Hinter den verschlossenen Türen jedenfalls tritt Jesus zweimal in die Mitte der Gruppe. Gott sei Dank kommt der Messias nicht nur einmal, sondern zweimal. Zweimal wünscht er ihnen den Frieden. Es ist ein anderer Frieden gemeint als die herrschende pax romana. Und es geht wohl ein Stück weit auch um den Frieden mit sich selbst, mit all den wunden Punkten. Da ist es gut, zartfühlend mit den wunden Punkten umzugehen. Thomas will den Finger in die Wunde legen und verwendet dafür das griechische Wort balein, stecken. Jesus fordert ihn auf, das zu tun, gebraucht aber das Wort pherein: «Nimm deinen Finger und  …» So leitet er die Gruppe im Umgang mit den eigenen wunden Punkten zu mehr Behutsamkeit an. Und zugleich verkörpert der verwundete Auferstandene, was der Gruppe der Jüngerinnen und Jünger (und mit ihnen auch uns) verheissen ist: mit den wunden Punkten, mit den Verletzungen, die einem zugefügt werden und die man sich unterwegs holt, weiterzuleben und weiterzugehen. Walter Achermann schreibt zu einem Bild von Emil Nolde, das Jesus und den ungläubigen Thomas zeigt: «Nicht den Unverletzbaren ist das Leben versprochen, sondern denen, die verletzlich bleiben für andere.»2 Ein grosses Wunder.

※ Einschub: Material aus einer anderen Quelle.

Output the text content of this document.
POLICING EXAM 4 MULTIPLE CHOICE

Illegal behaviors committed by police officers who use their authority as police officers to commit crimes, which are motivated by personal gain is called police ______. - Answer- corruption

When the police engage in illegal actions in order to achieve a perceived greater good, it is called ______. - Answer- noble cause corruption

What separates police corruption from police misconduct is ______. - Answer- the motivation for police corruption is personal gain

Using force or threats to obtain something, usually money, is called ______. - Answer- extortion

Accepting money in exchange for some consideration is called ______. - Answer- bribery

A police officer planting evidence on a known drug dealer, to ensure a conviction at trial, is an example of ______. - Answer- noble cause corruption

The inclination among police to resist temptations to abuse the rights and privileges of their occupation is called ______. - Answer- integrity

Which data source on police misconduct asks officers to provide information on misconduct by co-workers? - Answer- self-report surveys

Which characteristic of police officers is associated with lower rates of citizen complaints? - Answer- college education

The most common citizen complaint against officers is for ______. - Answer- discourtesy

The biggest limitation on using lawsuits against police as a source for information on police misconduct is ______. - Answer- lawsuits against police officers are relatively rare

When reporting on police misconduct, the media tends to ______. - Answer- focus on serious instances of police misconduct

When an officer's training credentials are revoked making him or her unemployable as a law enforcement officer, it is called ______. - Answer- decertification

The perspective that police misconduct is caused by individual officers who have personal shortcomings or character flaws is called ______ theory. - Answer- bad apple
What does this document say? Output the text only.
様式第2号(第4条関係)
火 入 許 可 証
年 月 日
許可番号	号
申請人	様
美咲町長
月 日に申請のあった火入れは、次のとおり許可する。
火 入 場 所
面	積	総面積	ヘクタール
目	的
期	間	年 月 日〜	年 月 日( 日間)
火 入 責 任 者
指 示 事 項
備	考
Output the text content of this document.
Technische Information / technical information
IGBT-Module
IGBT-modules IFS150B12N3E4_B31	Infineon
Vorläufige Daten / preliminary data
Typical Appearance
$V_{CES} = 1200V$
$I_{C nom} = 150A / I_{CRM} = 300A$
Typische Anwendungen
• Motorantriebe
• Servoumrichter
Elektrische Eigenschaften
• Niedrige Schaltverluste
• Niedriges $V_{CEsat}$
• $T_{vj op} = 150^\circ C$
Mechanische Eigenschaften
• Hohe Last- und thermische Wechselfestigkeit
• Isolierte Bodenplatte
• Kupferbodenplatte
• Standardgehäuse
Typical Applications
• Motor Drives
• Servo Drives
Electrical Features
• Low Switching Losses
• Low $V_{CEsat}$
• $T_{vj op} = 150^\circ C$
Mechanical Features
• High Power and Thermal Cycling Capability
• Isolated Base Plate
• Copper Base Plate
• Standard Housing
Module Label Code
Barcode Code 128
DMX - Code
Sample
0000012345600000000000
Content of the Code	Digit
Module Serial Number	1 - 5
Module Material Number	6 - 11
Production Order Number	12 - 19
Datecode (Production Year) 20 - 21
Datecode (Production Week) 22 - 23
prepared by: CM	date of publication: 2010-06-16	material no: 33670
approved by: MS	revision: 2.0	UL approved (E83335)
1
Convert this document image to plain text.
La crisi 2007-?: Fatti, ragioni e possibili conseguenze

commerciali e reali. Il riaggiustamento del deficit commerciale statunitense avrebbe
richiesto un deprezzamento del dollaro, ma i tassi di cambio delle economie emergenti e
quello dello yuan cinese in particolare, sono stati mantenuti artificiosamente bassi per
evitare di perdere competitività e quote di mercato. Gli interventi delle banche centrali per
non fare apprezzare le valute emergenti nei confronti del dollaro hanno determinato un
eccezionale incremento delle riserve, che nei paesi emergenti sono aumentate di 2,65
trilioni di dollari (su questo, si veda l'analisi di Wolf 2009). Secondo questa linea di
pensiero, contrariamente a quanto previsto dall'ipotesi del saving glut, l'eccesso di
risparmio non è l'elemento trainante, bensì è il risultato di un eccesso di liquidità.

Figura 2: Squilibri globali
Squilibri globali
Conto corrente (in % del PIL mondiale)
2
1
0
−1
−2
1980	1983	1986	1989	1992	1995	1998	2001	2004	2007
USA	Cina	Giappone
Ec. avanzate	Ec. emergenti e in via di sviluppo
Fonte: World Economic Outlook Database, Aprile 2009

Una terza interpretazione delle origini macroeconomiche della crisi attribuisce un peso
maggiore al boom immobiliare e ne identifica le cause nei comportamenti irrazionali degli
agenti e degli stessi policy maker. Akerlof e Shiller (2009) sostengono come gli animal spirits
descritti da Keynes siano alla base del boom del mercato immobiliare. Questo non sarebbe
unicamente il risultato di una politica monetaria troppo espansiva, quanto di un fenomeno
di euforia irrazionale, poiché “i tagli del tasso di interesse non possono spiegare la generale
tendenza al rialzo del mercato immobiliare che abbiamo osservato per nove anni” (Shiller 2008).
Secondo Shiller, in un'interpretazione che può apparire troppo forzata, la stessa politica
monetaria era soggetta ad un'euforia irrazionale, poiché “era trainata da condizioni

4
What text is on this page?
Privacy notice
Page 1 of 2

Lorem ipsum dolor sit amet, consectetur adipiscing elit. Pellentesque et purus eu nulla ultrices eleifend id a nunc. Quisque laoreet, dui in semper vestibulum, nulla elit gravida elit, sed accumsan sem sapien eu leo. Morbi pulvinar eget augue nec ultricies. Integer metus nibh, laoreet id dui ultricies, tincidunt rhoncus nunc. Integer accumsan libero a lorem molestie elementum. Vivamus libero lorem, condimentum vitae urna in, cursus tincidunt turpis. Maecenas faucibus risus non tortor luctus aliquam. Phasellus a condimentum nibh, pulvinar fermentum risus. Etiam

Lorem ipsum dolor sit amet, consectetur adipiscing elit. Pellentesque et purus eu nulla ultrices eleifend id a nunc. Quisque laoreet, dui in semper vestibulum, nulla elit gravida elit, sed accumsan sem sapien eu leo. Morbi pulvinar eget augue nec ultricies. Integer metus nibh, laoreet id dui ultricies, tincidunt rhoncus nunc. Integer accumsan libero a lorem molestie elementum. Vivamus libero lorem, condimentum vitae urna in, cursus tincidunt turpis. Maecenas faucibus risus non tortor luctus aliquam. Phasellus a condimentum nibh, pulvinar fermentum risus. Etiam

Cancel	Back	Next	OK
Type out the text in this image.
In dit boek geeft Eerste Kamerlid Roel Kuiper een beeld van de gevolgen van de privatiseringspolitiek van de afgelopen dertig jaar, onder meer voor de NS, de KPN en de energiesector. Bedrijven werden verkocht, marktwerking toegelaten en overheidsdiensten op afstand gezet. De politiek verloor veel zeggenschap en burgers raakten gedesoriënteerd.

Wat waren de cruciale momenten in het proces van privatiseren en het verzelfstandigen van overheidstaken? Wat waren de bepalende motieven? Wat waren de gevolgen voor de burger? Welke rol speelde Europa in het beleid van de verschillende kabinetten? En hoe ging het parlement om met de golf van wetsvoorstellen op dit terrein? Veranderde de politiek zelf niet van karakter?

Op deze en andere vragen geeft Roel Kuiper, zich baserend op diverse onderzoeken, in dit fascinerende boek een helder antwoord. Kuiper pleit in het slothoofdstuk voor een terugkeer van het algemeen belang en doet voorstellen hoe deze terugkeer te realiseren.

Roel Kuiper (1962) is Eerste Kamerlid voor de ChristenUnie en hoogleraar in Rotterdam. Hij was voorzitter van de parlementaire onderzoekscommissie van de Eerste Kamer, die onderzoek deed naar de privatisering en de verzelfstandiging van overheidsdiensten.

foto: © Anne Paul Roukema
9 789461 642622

1 Den ersten Teil des Textes, Joh 20,19–23, habe ich bereits in SKZ 178 (2010), Nr. 13–14, 269, ausgelegt. Wieder verdanke ich wichtige Anregungen Ton Veerkamp: Der Abschied des Messias. Eine Auslegung des Johannesevangeliums Teil II in: Texte und Kontexte 30 (2007), 113–115.

2 Walter Achermann: Der wunde Punkt in: Bibel heute 171 (3/2007): Das Thomasevangelium, 24.